If you are thinking of giving outdoor running a go then here are some tips to help you on your way.

Tips for Outdoor Running

Running Gear
Supportive trainers are important when running. However, “running trainers” are a myth, there is no science to back it up so don’t spend a tonne of money on expensive trainers. Supportive trainers that fit well and have flexible souls are all you need.  Also, if you need to, make sure you use ankle supports and knee supports. 
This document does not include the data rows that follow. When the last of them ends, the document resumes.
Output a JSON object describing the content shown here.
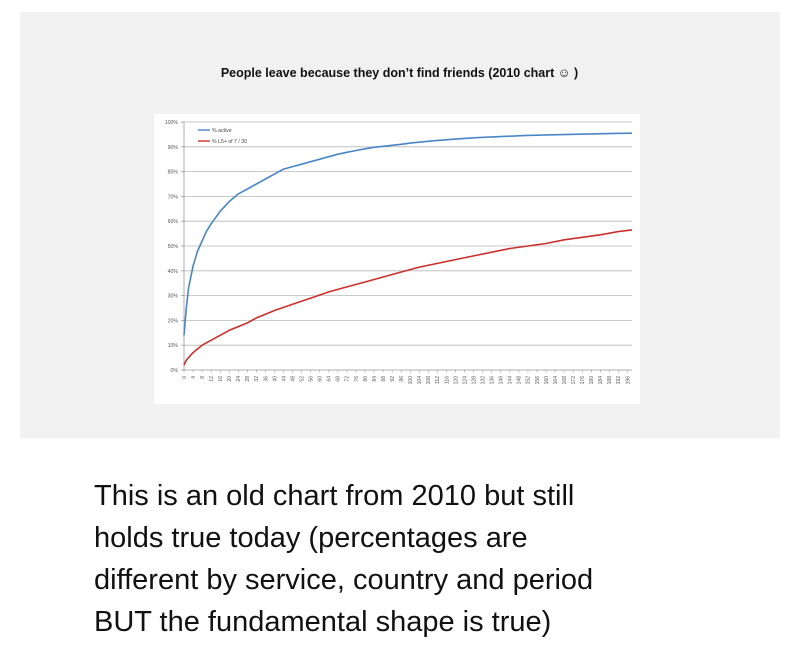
{
  "caption_lines": [
    "This is an old chart from 2010 but still",
    "holds true today (percentages are",
    "different by service, country and period",
    "BUT the fundamental shape is true)"
  ],
  "chart_data": {
    "type": "line",
    "title": "People leave because they don’t find friends (2010 chart ☺ )",
    "xlabel": "",
    "ylabel": "",
    "ylim": [
      0,
      100
    ],
    "yticks": [
      0,
      10,
      20,
      30,
      40,
      50,
      60,
      70,
      80,
      90,
      100
    ],
    "ytick_labels": [
      "0%",
      "10%",
      "20%",
      "30%",
      "40%",
      "50%",
      "60%",
      "70%",
      "80%",
      "90%",
      "100%"
    ],
    "xticks": [
      0,
      4,
      8,
      12,
      16,
      20,
      24,
      28,
      32,
      36,
      40,
      44,
      48,
      52,
      56,
      60,
      64,
      68,
      72,
      76,
      80,
      84,
      88,
      92,
      96,
      100,
      104,
      108,
      112,
      116,
      120,
      124,
      128,
      132,
      136,
      140,
      144,
      148,
      152,
      156,
      160,
      164,
      168,
      172,
      176,
      180,
      184,
      188,
      192,
      196
    ],
    "xlim": [
      0,
      198
    ],
    "grid": true,
    "legend_position": "top-left",
    "series": [
      {
        "name": "% active",
        "color": "#4a86c5",
        "x": [
          0,
          1,
          2,
          4,
          6,
          8,
          10,
          12,
          16,
          20,
          24,
          28,
          32,
          36,
          40,
          44,
          48,
          52,
          56,
          60,
          64,
          68,
          72,
          76,
          80,
          84,
          88,
          92,
          96,
          100,
          110,
          120,
          130,
          140,
          150,
          160,
          170,
          180,
          190,
          198
        ],
        "values": [
          14,
          25,
          33,
          42,
          48,
          52,
          56,
          59,
          64,
          68,
          71,
          73,
          75,
          77,
          79,
          81,
          82,
          83,
          84,
          85,
          86,
          87,
          87.8,
          88.5,
          89.2,
          89.8,
          90.2,
          90.6,
          91,
          91.5,
          92.4,
          93.1,
          93.7,
          94.1,
          94.5,
          94.8,
          95,
          95.2,
          95.4,
          95.5
        ]
      },
      {
        "name": "% L5+ of 7 / 30",
        "color": "#c9302c",
        "x": [
          0,
          1,
          2,
          4,
          6,
          8,
          10,
          12,
          16,
          20,
          24,
          28,
          32,
          36,
          40,
          48,
          56,
          64,
          72,
          80,
          88,
          96,
          104,
          112,
          120,
          128,
          136,
          144,
          152,
          160,
          168,
          176,
          184,
          192,
          198
        ],
        "values": [
          2,
          4,
          5,
          7,
          8.5,
          10,
          11,
          12,
          14,
          16,
          17.5,
          19,
          21,
          22.5,
          24,
          26.5,
          29,
          31.5,
          33.5,
          35.5,
          37.5,
          39.5,
          41.5,
          43,
          44.5,
          46,
          47.5,
          49,
          50,
          51,
          52.5,
          53.5,
          54.5,
          55.8,
          56.5
        ]
      }
    ]
  }
}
Run With an Outdoor Runner
I have some basic fitness levels but it wasn't until I ran with my aunt that I learnt how to run outdoors. You can pick up tips on pace, breathing, stride length and stretching. I would 100% recommend doing at least 1 run with someone who is already in the outdoor running habit.

Keep Pace
Don’t run too fast. You need to build your speed up. When I started running I realised I had been setting myself the wrong pace for long distance running. Remember you are in it for the long game. Another mistake was forgetting to warm up! This really helps your breathing when it came to picking up the pace for the main part of your run. 

If you get a cramp or a stitch while running, stretch it out and breathe deeply to get oxygen to the area.

Run with a Partner
Jogging with a friend is great. It can help you both keep pace and I find it always eggs me on even if we aren’t running perfectly in sync.

Running Routes
Enjoy your runs. Change up your routes or go off course. 

Set Yourself Mini Targets 
When I am on a run, I set myself mini targets to make sure I am pushing myself. Things like running to the end of the road or a certain landmark before I allow myself to take a break.

Increase Your Running Time
One way I managed to increase the amount of time I could continuously run for, was by setting myself a running program. One week I would tell myself I had to run for 8 minutes continuously and then walk for 1 minute. I'd repeat this for 3 miles. The next week I would increase it to 10 minutes with a 1.5 minute walk. Gradually I worked on building up my time but some days I would revert to 5 minute or 8 minute running intervals. It really depends on how you are feeling!

Look After Yourself
Recovery time is really important. Because I was trying to take advantage of whatever good weather I could get when I started running I sometimes didn’t space my runs out enough. My legs would feel completely fine but then my ankles would buckle when I started to run. Make sure you give your muscles time to recover otherwise you are doing more harm than good to your body.